As a solution to your problem: You might consider implementing your POST
servlet as an PostOperation service and hook into the Sling POST Servlet
supporting your particular operation.
> Default POST servlet reports invalid operation when it should report 404
> ------------------------------------------------------------------------
>
> Key: SLING-2236
> URL: https://issues.apache.org/jira/browse/SLING-2236
> Project: Sling
> Issue Type: Bug
> Components: Servlets
> Reporter: Jeff Young
> Priority: Minor
>
> In sling/servlets/post/impl/SlingPostServlet.java's doPost() method, we look
> up the operation (and report an unknown operation) before checking
> privileges.

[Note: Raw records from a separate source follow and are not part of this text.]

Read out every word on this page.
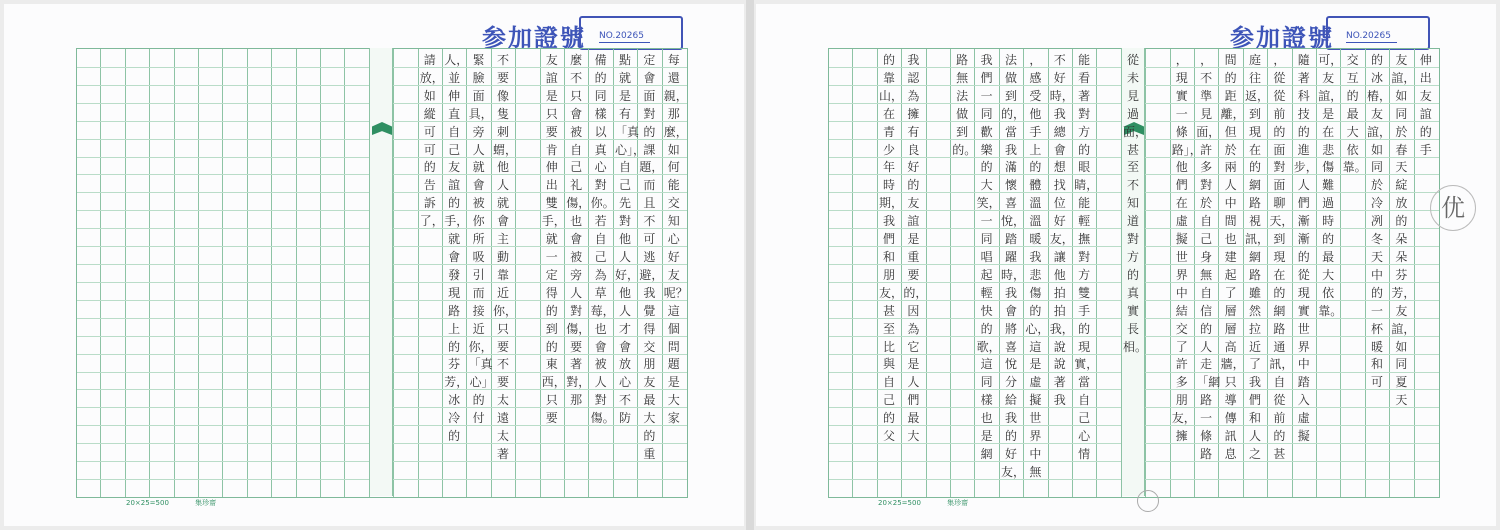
参加證號 NO.20265
20×25=500	集珍齋
每還親，那麼，如何能交知心好友呢？這個問題是大家
定會面對的課題，而且不可逃避，我覺得交朋友最大的重
點就是有「真心」，自己先對他人好，他人才會放心不防
備的同樣以真心對你。若自己為草莓，也會被人對傷。
麼不只會被自己礼傷，也會被旁人對傷，要著對，那
友誼是只要肯伸出雙手，就一定得的到的東西，只要
不要像隻刺蝟，他人就會主動靠近你，只要不要太遠太著
緊臉面具，旁人就會被你所吸引而接近你，「真心」的付
人，並伸直自己友誼的手，就會發現路上的芬芳，冰冷的
請放，如縱可可的告訴了，
参加證號 NO.20265
20×25=500	集珍齋
伸出友誼的手
友誼，如同於春天綻放的朵朵芬芳，友誼，如同夏天
的冰樁，友誼，如同於冷冽冬天中的一杯暖和可
交互的最大依靠。
可，友誼，是在悲傷難過時的最大依靠。
隨著科技的進步，人們漸漸的從現實世界中踏入虛擬
，從從前的面對面聊天，到現在的網路通訊，自從前的甚
庭往返，到現在的網路視訊，網路雖然拉近了我們和人之
間的距離，但於兩人中間也建起了層層高牆，只導傳訊息
，不準見面，許多對於自己身無自信的人走「網路一條路
，現實一條路」，他們在虛擬世界中結交了許多朋友，擁
從未見過面，甚至不知道對方的真實長相。
能看著對方的眼睛，能輕撫對方雙手的現實，當自己心情
不好時，我總會想找位好友，讓他拍拍我，說說著我
，感受他手上的體溫溫暖我悲傷的心，這是虛擬世界中無
法做到的，當我滿懷喜悅，踏躍時，我會將喜悅分給我的好友，
我們一同歡樂的大笑，一同唱起輕快的歌，這同樣也是網
路無法做到的。
我認為擁有良好的友誼是重要的，因為它是人們最大
的靠山，在青少年時期，我們和朋友，甚至比與自己的父
优
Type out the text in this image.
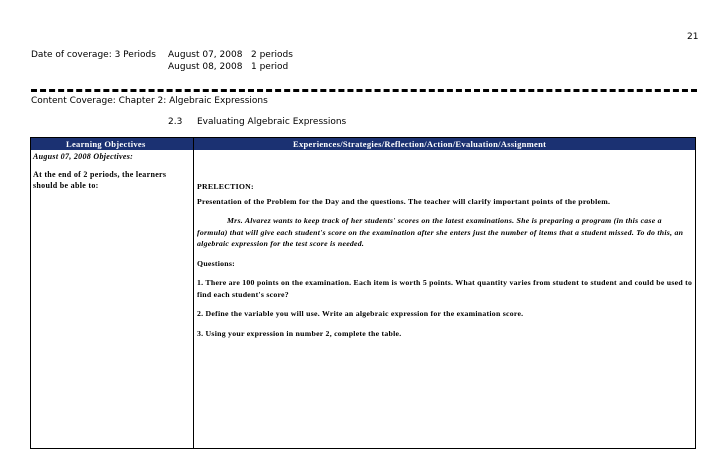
21
Date of coverage: 3 Periods August 07, 2008 2 periods
August 08, 2008 1 period
Content Coverage: Chapter 2: Algebraic Expressions
2.3 Evaluating Algebraic Expressions
Learning Objectives	Experiences/Strategies/Reflection/Action/Evaluation/Assignment

August 07, 2008 Objectives:

At the end of 2 periods, the learners should be able to:	PRELECTION:

Presentation of the Problem for the Day and the questions. The teacher will clarify important points of the problem.

Mrs. Alvarez wants to keep track of her students' scores on the latest examinations. She is preparing a program (in this case a formula) that will give each student's score on the examination after she enters just the number of items that a student missed. To do this, an algebraic expression for the test score is needed.

Questions:

1. There are 100 points on the examination. Each item is worth 5 points. What quantity varies from student to student and could be used to find each student's score?

2. Define the variable you will use. Write an algebraic expression for the examination score.

3. Using your expression in number 2, complete the table.
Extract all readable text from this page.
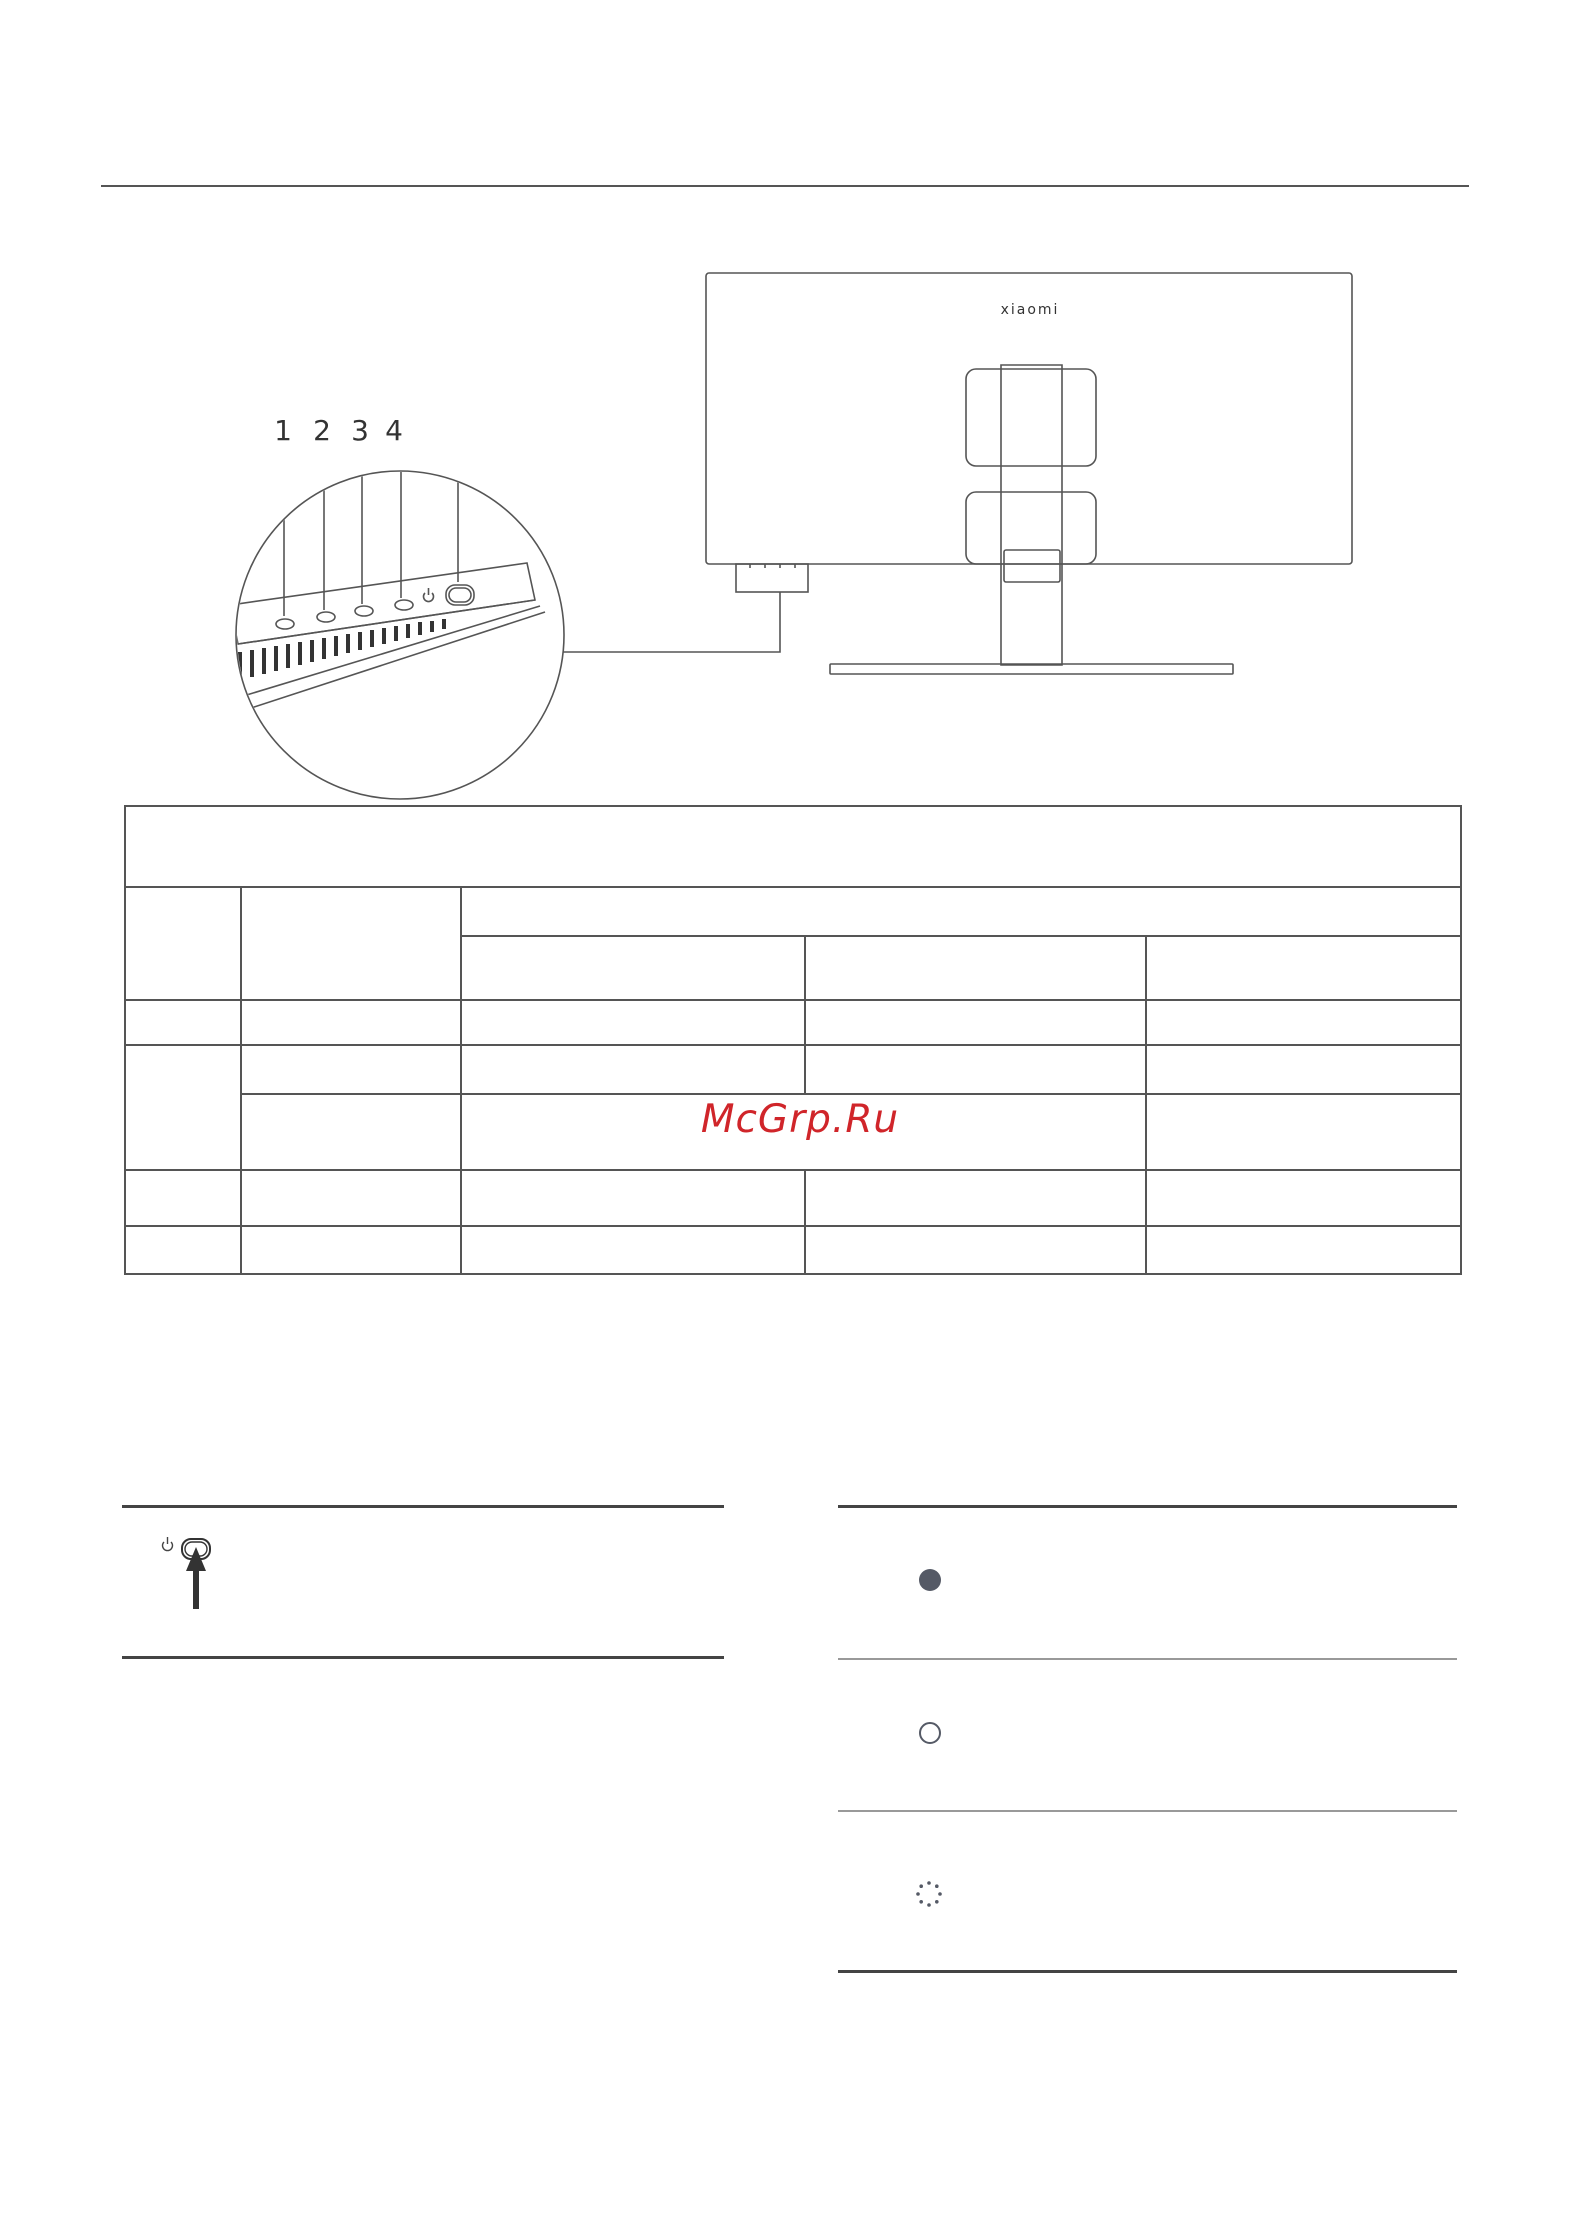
xiaomi
1 2 3 4
McGrp.Ru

I'd
> like to propose that when the operation is not understood, we first check for
> read access to the resource, and if unsuccessful, report that instead of
> reporting
> "invalid operation".
> Here's the issue: say I define my own POST servlet which supports
> :operation="foo". I set a sling:resourceType so that my POST servlet gets
> invoked. All fine
> and good.
> Now someone without read access to the resource tries to do an
> :operation="foo". Sling can't read the sling:resourceType (no read access),
> and so invokes the
> default POST servlet instead of my custom POST servlet. It looks up
> :operation="foo" and reports "invalid operation" (which is pretty misleading).